The 2012 Summer Olympic Games are upon us and are taking place in London, England. The Olympics are and always have been an amazing showcase of human skill and potential. Men and women from around the world come together and compete in some of the most brutal competition that one can imagine. This year, however, the various human feats aren’t the only thing being talked about. The 2012 Summer Olympic Games have also served as an effective showcase of technology, displaying not only its advancements but also its impact on a competition begun over a millennium ago.

From the start, the Olympics acknowledged the impact of tech on the world with their segment highlighting text messages. It may seem a little silly, and maybe it is, but regardless, the fact that texting made its way into the opening ceremony of the Summer Olympics says a lot. Samsung was a major sponsor of this year’s event and their cellphones have been prevalent.

Then there’s social media’s effect on the games and how those who weren’t fortunate enough to catch the Olympics live had to steer clear of Twitter and Facebook as to avoid having the results spoiled, a problem that wasn’t as severe four years ago at the Beijing Olympics.

Still, the biggest impact that technology has had on the Olympics is on the games itself and the way athletes train and perform.

The Cameras

First, there’s the cameras.  Athletes often record their training sessions to help them better understand what they did right and what they did wrong. BMW, who happens to be the Official Automotive Partner of the London 2012 Olympic and Paralympic Games, have developed a camera system that can capture a long jumper in motion and give immediate feedback about the jumper’s velocity and other measurements. It does this by using two lenses and software that tracks the athlete’s body.

Track events use cameras, too. I’m sure you’ve heard the term “photo finish” in regards to racing? When athletes cross the finish line, they cross a laser beam that records their time as cameras at two different heights record the act of crossing the line.

If you’ve ever watched Olympic diving, you may have noticed a long tube running perpendicular to the diving boards. This tube holds the DiveCam. The cameraman drops the camera as the diver leaves the springboard and gravity takes control, dropping the camera alongside the diver, all the way into the water, capturing the entire dive.

Then there are robotic cameras planted all around the games, capable of swiveling 360 degrees and capturing imagery from angles that human photographers couldn’t possibly get to.

The Training

Australian cyclists training thousands of miles away from London are able to train on and familiarize themselves with every bump of the course via virtual reality. Then there’s the use of wind tunnels in training that help show the riders what little tweaks they can make to their sitting position that will benefit their time and aerodynamics.

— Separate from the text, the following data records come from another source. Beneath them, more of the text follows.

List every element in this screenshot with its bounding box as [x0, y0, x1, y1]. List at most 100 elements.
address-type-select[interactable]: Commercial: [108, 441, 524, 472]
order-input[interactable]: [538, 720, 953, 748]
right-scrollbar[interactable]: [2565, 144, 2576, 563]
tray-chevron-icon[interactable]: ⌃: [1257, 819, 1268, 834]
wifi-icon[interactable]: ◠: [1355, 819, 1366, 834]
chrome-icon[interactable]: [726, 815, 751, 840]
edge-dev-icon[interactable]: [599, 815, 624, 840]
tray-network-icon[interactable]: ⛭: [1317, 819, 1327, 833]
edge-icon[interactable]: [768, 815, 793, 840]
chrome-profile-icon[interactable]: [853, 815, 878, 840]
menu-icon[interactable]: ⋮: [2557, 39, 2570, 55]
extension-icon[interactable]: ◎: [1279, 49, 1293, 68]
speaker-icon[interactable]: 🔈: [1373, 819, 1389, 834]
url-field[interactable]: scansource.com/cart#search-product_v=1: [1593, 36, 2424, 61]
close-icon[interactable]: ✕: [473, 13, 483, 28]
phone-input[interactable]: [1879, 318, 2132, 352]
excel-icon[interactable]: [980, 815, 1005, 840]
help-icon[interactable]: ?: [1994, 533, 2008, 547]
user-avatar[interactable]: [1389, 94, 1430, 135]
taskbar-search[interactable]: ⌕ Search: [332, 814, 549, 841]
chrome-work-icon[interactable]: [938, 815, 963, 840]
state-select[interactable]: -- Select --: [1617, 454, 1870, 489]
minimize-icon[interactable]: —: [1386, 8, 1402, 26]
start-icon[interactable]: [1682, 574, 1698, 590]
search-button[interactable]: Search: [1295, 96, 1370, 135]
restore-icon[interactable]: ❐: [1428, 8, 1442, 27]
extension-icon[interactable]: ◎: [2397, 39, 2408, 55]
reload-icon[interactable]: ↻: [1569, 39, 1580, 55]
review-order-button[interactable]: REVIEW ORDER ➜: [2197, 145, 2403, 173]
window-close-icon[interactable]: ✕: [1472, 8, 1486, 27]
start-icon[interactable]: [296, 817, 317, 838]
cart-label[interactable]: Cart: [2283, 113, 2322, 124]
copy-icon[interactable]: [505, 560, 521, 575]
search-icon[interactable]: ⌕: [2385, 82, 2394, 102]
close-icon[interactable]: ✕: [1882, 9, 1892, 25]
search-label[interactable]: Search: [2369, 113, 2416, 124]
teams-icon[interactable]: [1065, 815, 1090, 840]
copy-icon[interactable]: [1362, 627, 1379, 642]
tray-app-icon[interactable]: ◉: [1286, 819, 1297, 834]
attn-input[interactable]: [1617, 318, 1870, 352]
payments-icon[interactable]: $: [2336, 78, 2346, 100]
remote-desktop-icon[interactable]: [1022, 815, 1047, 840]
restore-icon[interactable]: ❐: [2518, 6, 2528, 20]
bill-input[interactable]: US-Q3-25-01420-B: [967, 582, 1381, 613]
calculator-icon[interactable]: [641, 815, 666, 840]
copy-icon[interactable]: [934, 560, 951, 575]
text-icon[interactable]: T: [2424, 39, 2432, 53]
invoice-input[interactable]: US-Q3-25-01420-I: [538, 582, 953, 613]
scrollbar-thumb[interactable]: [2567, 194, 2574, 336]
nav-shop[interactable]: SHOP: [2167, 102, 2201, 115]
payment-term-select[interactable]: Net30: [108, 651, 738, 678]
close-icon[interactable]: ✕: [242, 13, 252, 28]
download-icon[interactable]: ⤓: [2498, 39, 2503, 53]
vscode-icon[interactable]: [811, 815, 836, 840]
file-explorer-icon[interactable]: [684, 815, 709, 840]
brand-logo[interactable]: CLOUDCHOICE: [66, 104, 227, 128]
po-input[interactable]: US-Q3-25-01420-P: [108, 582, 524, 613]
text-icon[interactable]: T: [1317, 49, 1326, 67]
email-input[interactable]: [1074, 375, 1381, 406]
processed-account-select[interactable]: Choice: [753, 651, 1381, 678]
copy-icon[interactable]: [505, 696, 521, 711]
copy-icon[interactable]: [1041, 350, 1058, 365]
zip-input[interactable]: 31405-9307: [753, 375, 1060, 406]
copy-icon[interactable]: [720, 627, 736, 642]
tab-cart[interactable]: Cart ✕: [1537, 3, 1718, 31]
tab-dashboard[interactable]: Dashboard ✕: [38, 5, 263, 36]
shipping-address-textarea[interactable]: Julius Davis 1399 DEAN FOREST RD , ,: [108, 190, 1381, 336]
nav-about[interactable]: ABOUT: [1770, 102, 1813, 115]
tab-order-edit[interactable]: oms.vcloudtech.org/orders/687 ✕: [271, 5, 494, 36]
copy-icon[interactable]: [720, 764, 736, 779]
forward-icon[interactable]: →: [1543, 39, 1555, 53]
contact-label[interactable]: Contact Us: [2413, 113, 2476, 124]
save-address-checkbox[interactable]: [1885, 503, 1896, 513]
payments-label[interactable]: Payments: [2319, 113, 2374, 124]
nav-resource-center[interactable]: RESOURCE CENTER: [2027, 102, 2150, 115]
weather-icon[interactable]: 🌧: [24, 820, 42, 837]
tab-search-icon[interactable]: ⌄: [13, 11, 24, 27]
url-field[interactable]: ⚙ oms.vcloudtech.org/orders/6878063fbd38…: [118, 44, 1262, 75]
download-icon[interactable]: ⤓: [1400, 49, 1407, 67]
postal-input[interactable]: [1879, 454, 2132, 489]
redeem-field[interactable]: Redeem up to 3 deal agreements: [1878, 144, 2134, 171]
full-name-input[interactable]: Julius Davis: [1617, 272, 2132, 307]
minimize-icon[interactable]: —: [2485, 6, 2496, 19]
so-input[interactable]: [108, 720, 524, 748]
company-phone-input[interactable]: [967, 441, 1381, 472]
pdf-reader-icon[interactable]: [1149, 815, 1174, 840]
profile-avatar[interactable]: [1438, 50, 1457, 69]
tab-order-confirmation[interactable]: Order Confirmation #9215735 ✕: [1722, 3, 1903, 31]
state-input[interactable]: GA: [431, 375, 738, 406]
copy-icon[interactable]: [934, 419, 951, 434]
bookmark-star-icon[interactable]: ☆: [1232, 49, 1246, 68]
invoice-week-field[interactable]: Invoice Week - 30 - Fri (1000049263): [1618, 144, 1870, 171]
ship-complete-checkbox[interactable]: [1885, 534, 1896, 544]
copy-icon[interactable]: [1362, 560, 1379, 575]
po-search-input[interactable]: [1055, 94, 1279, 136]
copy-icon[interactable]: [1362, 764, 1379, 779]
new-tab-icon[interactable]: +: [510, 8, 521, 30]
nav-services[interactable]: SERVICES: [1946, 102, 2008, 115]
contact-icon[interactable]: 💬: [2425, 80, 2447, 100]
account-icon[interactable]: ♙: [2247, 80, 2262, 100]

American runner Shannon Rowbury suffered a stress fracture that threatened her training regiment, but by using a NASA-developed anti-gravity treadmill that made her feel that she was only 20% of her actual weight, she was able to start training much more quickly after recovery than she would have been able to otherwise.

The Clothing

While I would guess we’re a ways away from deploying our own Iron Man, athletes in all different events are wearing specially-designed clothing to give them an edge. Cyclists wear helmets insulated with aluminum honeycomb that’s lightweight, absorbs impacts, and lets air through.

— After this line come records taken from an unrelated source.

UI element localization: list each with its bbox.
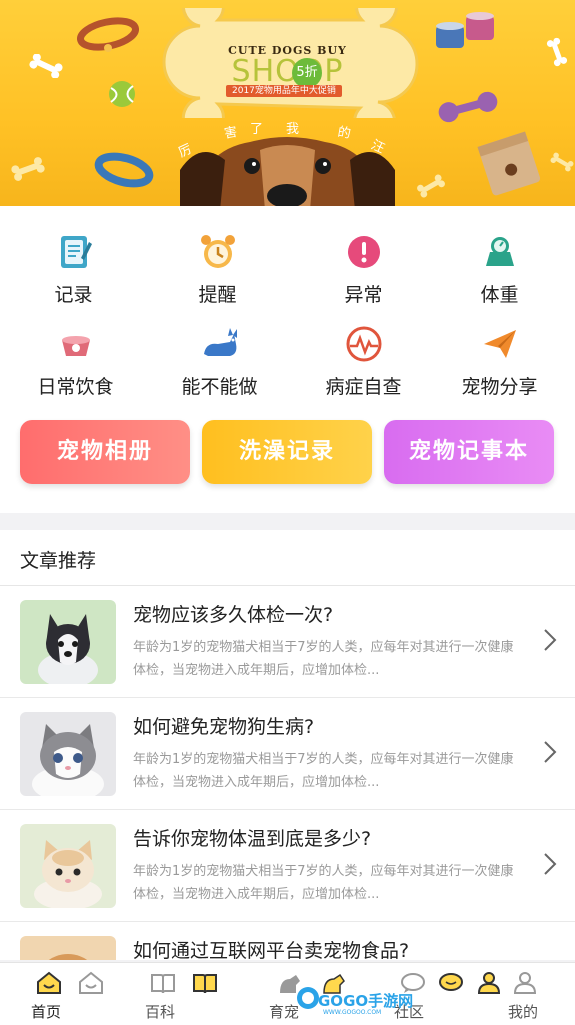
article-item[interactable]: 告诉你宠物体温到底是多少? 年龄为1岁的宠物猫犬相当于7岁的人类，应每年对其进行… bbox=[0, 810, 575, 922]
function-record[interactable]: 记录 bbox=[2, 232, 145, 312]
cream-kitten-thumbnail bbox=[20, 824, 116, 908]
bone-icon bbox=[11, 157, 45, 181]
bone-icon bbox=[417, 174, 445, 198]
function-reminder[interactable]: 提醒 bbox=[146, 232, 289, 312]
treat-bag-icon bbox=[477, 131, 541, 196]
dog-illustration bbox=[180, 137, 395, 206]
function-label: 提醒 bbox=[198, 284, 237, 306]
function-label: 体重 bbox=[480, 284, 519, 306]
function-daily-diet[interactable]: 日常饮食 bbox=[4, 324, 147, 404]
article-desc: 年龄为1岁的宠物猫犬相当于7岁的人类，应每年对其进行一次健康体检，当宠物进入成年… bbox=[133, 864, 514, 902]
article-title: 如何通过互联网平台卖宠物食品? bbox=[133, 940, 410, 960]
tab-label: 首页 bbox=[31, 1003, 62, 1021]
home-outline-icon bbox=[79, 971, 103, 994]
scale-icon bbox=[485, 237, 514, 266]
section-title: 文章推荐 bbox=[20, 550, 97, 572]
chevron-right-icon bbox=[544, 741, 557, 763]
chat-icon bbox=[439, 973, 463, 991]
function-abnormal[interactable]: 异常 bbox=[292, 232, 435, 312]
function-label: 能不能做 bbox=[181, 376, 258, 398]
notebook-icon bbox=[60, 236, 92, 268]
exclamation-icon bbox=[347, 236, 380, 268]
pet-memo-button[interactable]: 宠物记事本 bbox=[384, 420, 554, 484]
food-bowl-icon bbox=[61, 336, 90, 356]
dumbbell-toy-icon bbox=[438, 91, 498, 123]
kitten-thumbnail bbox=[20, 712, 116, 796]
tab-label: 育宠 bbox=[269, 1003, 300, 1021]
home-icon bbox=[37, 971, 61, 994]
chevron-right-icon bbox=[544, 853, 557, 875]
user-icon bbox=[477, 972, 501, 994]
function-label: 宠物分享 bbox=[461, 376, 538, 398]
chevron-right-icon bbox=[544, 629, 557, 651]
article-desc: 年龄为1岁的宠物猫犬相当于7岁的人类，应每年对其进行一次健康体检，当宠物进入成年… bbox=[133, 640, 514, 678]
promo-banner[interactable]: CUTE DOGS BUY SHOOP 5折 2017宠物用品年中大促销 厉 害… bbox=[0, 0, 575, 206]
alarm-clock-icon bbox=[200, 235, 235, 268]
pet-food-cans-icon bbox=[436, 12, 494, 48]
paper-plane-icon bbox=[483, 330, 516, 358]
article-section: 文章推荐 宠物应该多久体检一次? 年龄为1岁的宠物猫犬相当于7岁的人类，应每年对… bbox=[0, 530, 575, 960]
function-label: 病症自查 bbox=[325, 376, 402, 398]
article-item[interactable]: 如何通过互联网平台卖宠物食品? bbox=[0, 922, 575, 960]
function-can-or-not[interactable]: 能不能做 bbox=[148, 324, 291, 404]
discount-badge: 5折 bbox=[292, 58, 322, 88]
bottom-tab-bar: 首页 百科 育宠 社区 我的 bbox=[0, 962, 575, 1025]
blue-collar-icon bbox=[94, 152, 154, 188]
function-weight[interactable]: 体重 bbox=[428, 232, 571, 312]
article-desc: 年龄为1岁的宠物猫犬相当于7岁的人类，应每年对其进行一次健康体检，当宠物进入成年… bbox=[133, 752, 514, 790]
function-label: 日常饮食 bbox=[37, 376, 114, 398]
cat-icon bbox=[203, 328, 237, 356]
pet-album-button[interactable]: 宠物相册 bbox=[20, 420, 190, 484]
user-outline-icon bbox=[513, 972, 537, 994]
tennis-ball-icon bbox=[109, 81, 135, 107]
article-title: 如何避免宠物狗生病? bbox=[133, 716, 315, 738]
book-icon bbox=[193, 974, 217, 994]
function-symptom-check[interactable]: 病症自查 bbox=[292, 324, 435, 404]
husky-puppy-thumbnail bbox=[20, 600, 116, 684]
bone-icon bbox=[550, 152, 574, 172]
tab-label: 我的 bbox=[508, 1003, 539, 1021]
puppy-thumbnail bbox=[20, 936, 116, 960]
bone-icon bbox=[546, 37, 568, 67]
tab-mine[interactable]: 我的 bbox=[470, 963, 575, 1025]
collar-icon bbox=[76, 17, 140, 52]
article-item[interactable]: 宠物应该多久体检一次? 年龄为1岁的宠物猫犬相当于7岁的人类，应每年对其进行一次… bbox=[0, 586, 575, 698]
heartbeat-icon bbox=[346, 326, 381, 362]
function-label: 异常 bbox=[344, 284, 383, 306]
bath-record-button[interactable]: 洗澡记录 bbox=[202, 420, 372, 484]
article-title: 宠物应该多久体检一次? bbox=[133, 604, 334, 626]
tab-label: 百科 bbox=[145, 1003, 176, 1021]
article-item[interactable]: 如何避免宠物狗生病? 年龄为1岁的宠物猫犬相当于7岁的人类，应每年对其进行一次健… bbox=[0, 698, 575, 810]
promo-ribbon: 2017宠物用品年中大促销 bbox=[226, 85, 342, 97]
function-label: 记录 bbox=[54, 284, 93, 306]
function-pet-share[interactable]: 宠物分享 bbox=[428, 324, 571, 404]
book-outline-icon bbox=[151, 974, 175, 994]
watermark-text: GOGO手游网 bbox=[318, 992, 414, 1010]
watermark-url: WWW.GOGOO.COM bbox=[323, 1009, 382, 1016]
tab-home[interactable]: 首页 bbox=[0, 963, 110, 1025]
tab-encyclopedia[interactable]: 百科 bbox=[130, 963, 240, 1025]
article-title: 告诉你宠物体温到底是多少? bbox=[133, 828, 372, 850]
bone-icon bbox=[29, 54, 63, 78]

Several athletes use patterns of bright-colored Kinesio tape on their skin which helps manage and prevent injuries. There’s still some debate as to the actual scientific merit of the product, but even if it’s all snake oil, scientists seem to think that there may still be a benefit in the placebo effect.

Then there are the suits that have been banned since Beijing because their effects were believed to be too beneficial. American swimmer Michael Phelps set seven world records wearing a full-body suit made partly of polyurethane, which granted him more buoyancy and speed.

The Prosthetics

Oscar Pistorius, a 25-year-old South African whose legs don’t extend beyond his knees, not only gets to run in the Olympic Games, he gets a cool nickname, too: the Blade Runner. This name stems from his artificial legs made from flexible carbon fiber. Not only do his new limbs make him a formidable runner, but there are actually a sizable amount of critics, including former 400-meter record holder Michael Johnson, who believe that the legs give him an unfair advantage. Fairness aside, thanks to technology, for the first time ever an amputee will be able to compete in Olympic track.

Technology is abundant in the Olympic Games, beyond what I’ve covered here. Sprinters are running faster thanks to more aerodynamic clothing. Pole vaulters are going higher thanks to poles going from wood to bamboo to metal to fiber glass. Swimmers and volleyball players are improving their blood’s ability to carry oxygen by sitting in egg-shaped pods that causes changes in their bodies not unlike changes caused by high-intensity exercise.

Technology is changing the Olympic landscape and it’s not going to stop any time soon.